Otra razón para apoyar la designación de jueces en lugar de su elección por voto popular, es la previa selección de los candidatos que realiza el poder ejecutivo, en nuestro caso luego de una terna propuesta por el Consejo de la Magistratura, y luego sujeta al control o aprobación del poder legislativo, basada en sus calificaciones académicas y antecedentes profesionales. Y si bien los resultados de toda elección para cargos ejecutivos y legislativos pueden estar influidos por el financiamiento de campañas, estrategias de comunicación o manipulación de la opinión pública, el nombramiento del juez no deja de ser el resultado de una investigación y deliberación por parte de ambos poderes respecto de las cualidades de los candidatos propuestos. Características entre la cuales en Éxodo 18:21, se cuentan la sapiencia, capacidad, temor a Dios, sinceridad y ser digno de confianza más aborrecedores de ganancias no sólo mal habidas sino incluso sometidas a litigio.
Más, ese proceso de nominación de jueces mediante cuerpos intermedios también, aunque de forma indirecta, le otorga una legitimidad popular dado que se realiza a través de sus representantes electos. Y en caso de que sean seleccionados por el Consejo de la Magistratura y elegidos por el poder ejecutivo únicamente en función de su afiliación partidaria, grave error por alentar la defensa política desde el estrado judicial en lugar de garantizar la administración de justicia, la instancia legislativa revisará dicha propuesta a la luz de su calificación con miras a acreditar pericia y fallos imparciales y justos. Este concepto de ambos poderes, ejecutivo y legislativo, designando y evaluando el nombramiento de jueces, sigue el ordenamiento bíblico del citado Deuteronomio, el cual, según Jaim ben Attar, exégeta del siglo XVIII, en su Or HaJaim, indica que el precepto de garantizar y proteger un poder judicial imparcial, justo e independiente, no está dirigido únicamente a los jueces, sino a todos aquellos que por no haber nombrado un poder judicial adecuado contribuyen a que se dicten sentencias injustas.

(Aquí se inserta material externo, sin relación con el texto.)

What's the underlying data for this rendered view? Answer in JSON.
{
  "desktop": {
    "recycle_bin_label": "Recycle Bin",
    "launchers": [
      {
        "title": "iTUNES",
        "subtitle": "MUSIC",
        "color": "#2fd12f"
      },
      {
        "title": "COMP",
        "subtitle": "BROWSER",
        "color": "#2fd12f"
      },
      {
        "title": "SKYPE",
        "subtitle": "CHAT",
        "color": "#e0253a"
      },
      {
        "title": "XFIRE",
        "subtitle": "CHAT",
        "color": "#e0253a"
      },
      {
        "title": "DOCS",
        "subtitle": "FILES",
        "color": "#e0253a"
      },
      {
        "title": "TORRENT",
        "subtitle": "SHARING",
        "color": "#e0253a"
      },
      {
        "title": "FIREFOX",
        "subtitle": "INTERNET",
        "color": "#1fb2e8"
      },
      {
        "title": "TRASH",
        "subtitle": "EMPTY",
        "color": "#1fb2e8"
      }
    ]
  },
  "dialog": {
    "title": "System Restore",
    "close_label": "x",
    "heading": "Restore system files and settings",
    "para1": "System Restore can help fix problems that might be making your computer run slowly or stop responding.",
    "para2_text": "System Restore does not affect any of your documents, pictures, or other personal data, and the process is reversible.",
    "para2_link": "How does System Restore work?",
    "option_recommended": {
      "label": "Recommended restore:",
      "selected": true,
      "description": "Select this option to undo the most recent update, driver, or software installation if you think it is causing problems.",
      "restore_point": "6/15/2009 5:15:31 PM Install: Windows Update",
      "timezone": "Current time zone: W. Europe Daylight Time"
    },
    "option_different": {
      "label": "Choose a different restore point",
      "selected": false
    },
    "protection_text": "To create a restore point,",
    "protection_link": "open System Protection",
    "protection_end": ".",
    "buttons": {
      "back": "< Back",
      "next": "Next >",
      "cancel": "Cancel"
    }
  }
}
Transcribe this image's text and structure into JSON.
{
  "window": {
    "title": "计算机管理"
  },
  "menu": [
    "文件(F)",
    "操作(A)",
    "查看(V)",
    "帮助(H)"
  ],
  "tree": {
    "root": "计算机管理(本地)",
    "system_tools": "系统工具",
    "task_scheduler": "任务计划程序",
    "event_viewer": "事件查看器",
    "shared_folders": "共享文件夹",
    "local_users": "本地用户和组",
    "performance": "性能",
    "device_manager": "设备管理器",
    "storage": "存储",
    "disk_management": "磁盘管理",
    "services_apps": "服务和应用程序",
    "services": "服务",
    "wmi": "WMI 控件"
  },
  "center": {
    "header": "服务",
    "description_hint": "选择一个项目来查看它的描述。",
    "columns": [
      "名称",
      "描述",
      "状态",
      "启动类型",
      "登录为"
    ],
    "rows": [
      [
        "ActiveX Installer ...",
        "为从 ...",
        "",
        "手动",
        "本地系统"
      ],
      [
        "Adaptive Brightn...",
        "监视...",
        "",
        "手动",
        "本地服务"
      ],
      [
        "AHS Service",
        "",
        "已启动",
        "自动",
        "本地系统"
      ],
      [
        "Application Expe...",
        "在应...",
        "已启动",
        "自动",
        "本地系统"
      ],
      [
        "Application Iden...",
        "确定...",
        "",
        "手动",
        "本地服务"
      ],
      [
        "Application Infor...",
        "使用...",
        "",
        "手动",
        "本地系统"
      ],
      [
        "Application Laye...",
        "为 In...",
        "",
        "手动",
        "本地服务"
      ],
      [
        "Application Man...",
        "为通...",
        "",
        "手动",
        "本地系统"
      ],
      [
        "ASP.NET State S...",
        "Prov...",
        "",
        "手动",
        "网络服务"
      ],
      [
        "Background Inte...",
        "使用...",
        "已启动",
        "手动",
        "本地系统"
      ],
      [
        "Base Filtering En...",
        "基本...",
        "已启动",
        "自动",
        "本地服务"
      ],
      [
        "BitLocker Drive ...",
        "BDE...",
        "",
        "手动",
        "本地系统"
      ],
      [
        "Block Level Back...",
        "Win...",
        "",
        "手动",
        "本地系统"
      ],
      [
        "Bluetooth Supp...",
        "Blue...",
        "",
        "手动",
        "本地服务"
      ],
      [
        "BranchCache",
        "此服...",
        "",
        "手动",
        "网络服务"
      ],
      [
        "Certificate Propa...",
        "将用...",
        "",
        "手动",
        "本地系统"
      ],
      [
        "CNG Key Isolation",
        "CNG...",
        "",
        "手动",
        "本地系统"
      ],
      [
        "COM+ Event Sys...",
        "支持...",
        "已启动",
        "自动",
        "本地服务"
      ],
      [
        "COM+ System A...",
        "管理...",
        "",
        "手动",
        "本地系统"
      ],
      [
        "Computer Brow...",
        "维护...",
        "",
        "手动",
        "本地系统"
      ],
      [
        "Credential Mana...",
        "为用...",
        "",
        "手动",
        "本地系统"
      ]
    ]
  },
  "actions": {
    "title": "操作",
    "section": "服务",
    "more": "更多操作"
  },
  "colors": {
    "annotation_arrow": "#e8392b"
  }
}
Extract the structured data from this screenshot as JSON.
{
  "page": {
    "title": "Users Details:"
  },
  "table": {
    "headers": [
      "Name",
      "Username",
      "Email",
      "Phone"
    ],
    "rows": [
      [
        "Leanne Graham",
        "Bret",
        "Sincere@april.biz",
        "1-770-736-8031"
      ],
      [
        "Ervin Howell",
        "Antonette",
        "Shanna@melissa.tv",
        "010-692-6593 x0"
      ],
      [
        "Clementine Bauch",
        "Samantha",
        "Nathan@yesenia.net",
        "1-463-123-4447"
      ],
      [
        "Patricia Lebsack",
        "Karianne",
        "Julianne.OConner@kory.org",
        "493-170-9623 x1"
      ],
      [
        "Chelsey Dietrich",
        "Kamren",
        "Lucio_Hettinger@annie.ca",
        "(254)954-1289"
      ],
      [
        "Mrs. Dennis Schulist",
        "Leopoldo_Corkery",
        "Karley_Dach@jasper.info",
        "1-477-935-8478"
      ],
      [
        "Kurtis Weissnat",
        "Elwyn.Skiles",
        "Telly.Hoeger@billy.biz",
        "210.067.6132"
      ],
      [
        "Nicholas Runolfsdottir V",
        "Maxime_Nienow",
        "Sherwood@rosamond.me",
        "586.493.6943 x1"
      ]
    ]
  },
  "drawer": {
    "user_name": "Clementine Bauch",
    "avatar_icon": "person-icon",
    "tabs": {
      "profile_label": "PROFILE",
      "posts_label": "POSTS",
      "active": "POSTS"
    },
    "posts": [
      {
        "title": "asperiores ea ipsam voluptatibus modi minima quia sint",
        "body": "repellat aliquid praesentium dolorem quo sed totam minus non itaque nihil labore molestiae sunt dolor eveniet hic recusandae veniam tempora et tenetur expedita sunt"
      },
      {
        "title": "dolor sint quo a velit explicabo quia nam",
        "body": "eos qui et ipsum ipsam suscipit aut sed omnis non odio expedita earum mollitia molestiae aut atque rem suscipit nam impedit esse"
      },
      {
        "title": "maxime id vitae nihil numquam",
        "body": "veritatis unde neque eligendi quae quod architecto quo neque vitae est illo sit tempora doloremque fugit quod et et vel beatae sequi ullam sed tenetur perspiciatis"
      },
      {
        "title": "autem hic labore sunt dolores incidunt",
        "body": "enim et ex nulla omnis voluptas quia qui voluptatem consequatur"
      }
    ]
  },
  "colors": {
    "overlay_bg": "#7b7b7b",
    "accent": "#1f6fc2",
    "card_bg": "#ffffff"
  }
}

En pocas palabras, el trabajo de administrar justicia depende de un poder judicial imparcial, justo e independiente, sin que responda a ninguna voluntad popular ni mayoritarismos salvo a la expresada en la ley sancionada por el poder legislativo. Y constituir un poder judicial probo es en la tradición bíblica tan importante que el tratado talmúdico, Avodá Zará 52a, afirma dada la contigüidad de los versículos del Deuteronomio 16:18 y 21, que nombrar a un juez parcial o mal preparado, se considera similar a la idolatría, una de las mayores transgresiones.
Concluyendo, los gobernantes y legisladores deben obedecer a sus políticas dependiendo naturalmente del consentimiento de los gobernados, pero los tribunales no pueden impartir justicia si están intervenidos o bajo el mandato de la opinión pública en lugar de la ley. La tradición bíblica afirma la importancia de tener un poder judicial comprometido con la justicia y la verdad, por ser los cimientos sobre lo que todo en nuestra sociedad debe ser construido. Hace más de 2000 años Shimón ben Gamliel postuló que “El mundo se sostiene por el mérito de tres pilares, la justicia, la verdad, y la paz” (Pirkei Avot 1:18). Concepto incluido en el código del siglo XIV por Iaakov ben Asher cuando en el Tur, Joshen Mishpat 1, declara que es a través de jueces justos que la civilidad continúa, de lo contrario, reinará la falsedad y el quebrantamiento social, y donde como animales los más fuertes o poderosos siempre vencerían.